Rauf was frugal to start with but couldn’t close out the penultimate over as Kohli indeed hit a couple of maximums. The latter was reminiscent of the short-arm jab off Chris Woakes in Pune back in 2017, albeit the direction was a lot straighter this time around as he, quite astonishingly, punched Rauf’s back-of-a-length slower ball over long-on. Kohli rejoiced, egged himself on and fist-bumped Hardik with the zeal that has become synonymous with his name over the decade.

The set batter has a psychological edge over the bowler in final-over jousts where the requirement is around 15. The pressure told on Nawaz as soon as Kohli claimed the strike. A benevolent full toss slipped out of his hand, got scythed for six and was adjudged a no-ball to make matters worse. The free-hit castled Kohli but Pakistan’s game awareness came under the scanner as third man forgot to tend to the ricochet.
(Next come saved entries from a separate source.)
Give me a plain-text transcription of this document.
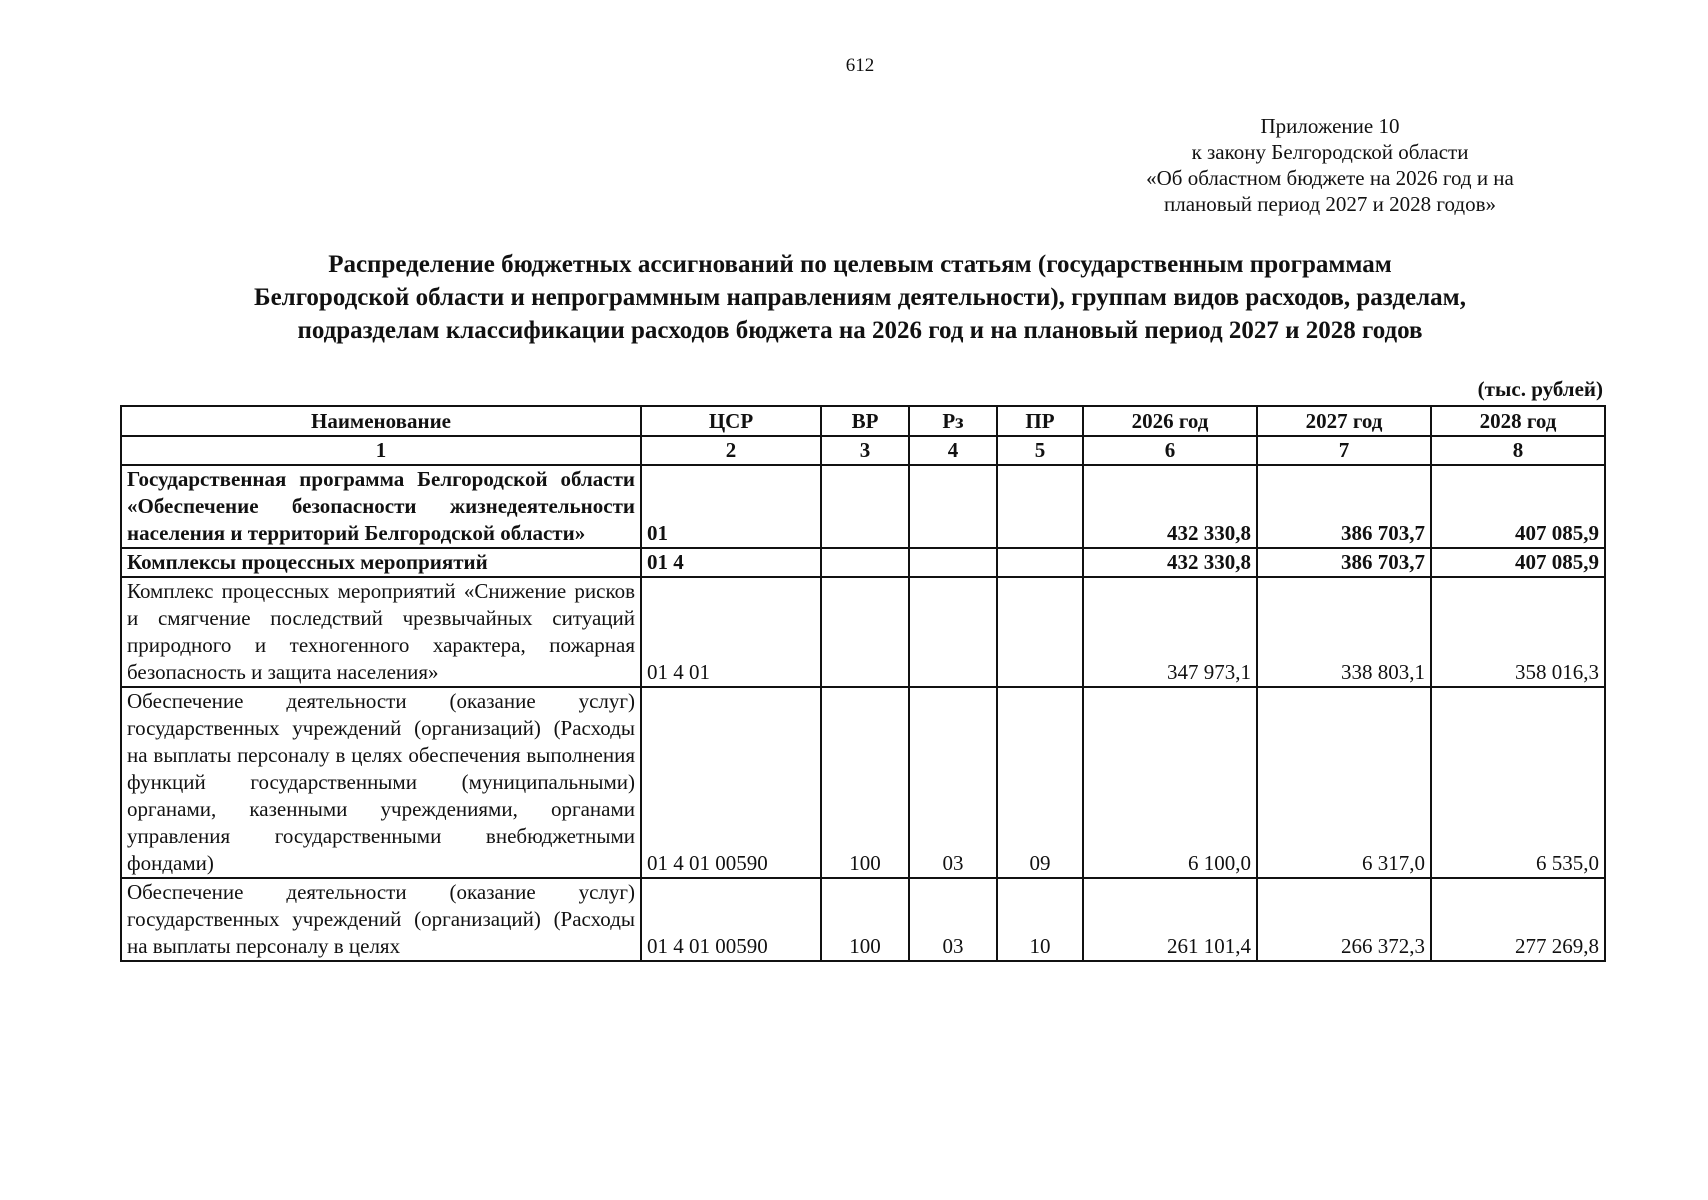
612
Приложение 10
к закону Белгородской области
«Об областном бюджете на 2026 год и на
плановый период 2027 и 2028 годов»
Распределение бюджетных ассигнований по целевым статьям (государственным программам
Белгородской области и непрограммным направлениям деятельности), группам видов расходов, разделам,
подразделам классификации расходов бюджета на 2026 год и на плановый период 2027 и 2028 годов
(тыс. рублей)
Наименование	ЦСР	ВР	Рз	ПР	2026 год	2027 год	2028 год
1	2	3	4	5	6	7	8
Государственная программа Белгородской области «Обеспечение безопасности жизнедеятельности населения и территорий Белгородской области»	01				432 330,8	386 703,7	407 085,9
Комплексы процессных мероприятий	01 4				432 330,8	386 703,7	407 085,9
Комплекс процессных мероприятий «Снижение рисков и смягчение последствий чрезвычайных ситуаций природного и техногенного характера, пожарная безопасность и защита населения»	01 4 01				347 973,1	338 803,1	358 016,3
Обеспечение деятельности (оказание услуг) государственных учреждений (организаций) (Расходы на выплаты персоналу в целях обеспечения выполнения функций государственными (муниципальными) органами, казенными учреждениями, органами управления государственными внебюджетными фондами)	01 4 01 00590	100	03	09	6 100,0	6 317,0	6 535,0
Обеспечение деятельности (оказание услуг) государственных учреждений (организаций) (Расходы на выплаты персоналу в целях	01 4 01 00590	100	03	10	261 101,4	266 372,3	277 269,8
By the time the ball was tracked down, India sneaked three vital runs to beckon glory.

“When Hardik came in and he hit a few boundaries, I kind of opened up,” Kohli reflected. ”It’s T20 cricket at the end of the day, we have to hit boundaries, you have to go up to the bowlers. But that partnership – when it got to 100, we didn’t even realise because we were just enjoying soaking that pressure together and kept talking, running hard. And we kept watching their body language. And we knew that it’s going to turn at some stage. It turned quite late to be honest. I’d have liked to do it earlier, but then we could not have afforded any more wickets at that stage.”

As Ashwin’s uber-cool loft took India home, Kohli underwent a gamut of emotions, ranging from pure ecstasy to wild jubilation to sincere gratitude. A lump in the throat and a tear in the eye accompanied his mildly resigned expression, as if thanking God for the trials and tribulations that led him to the introspective journey essential to his hard-fought renaissance.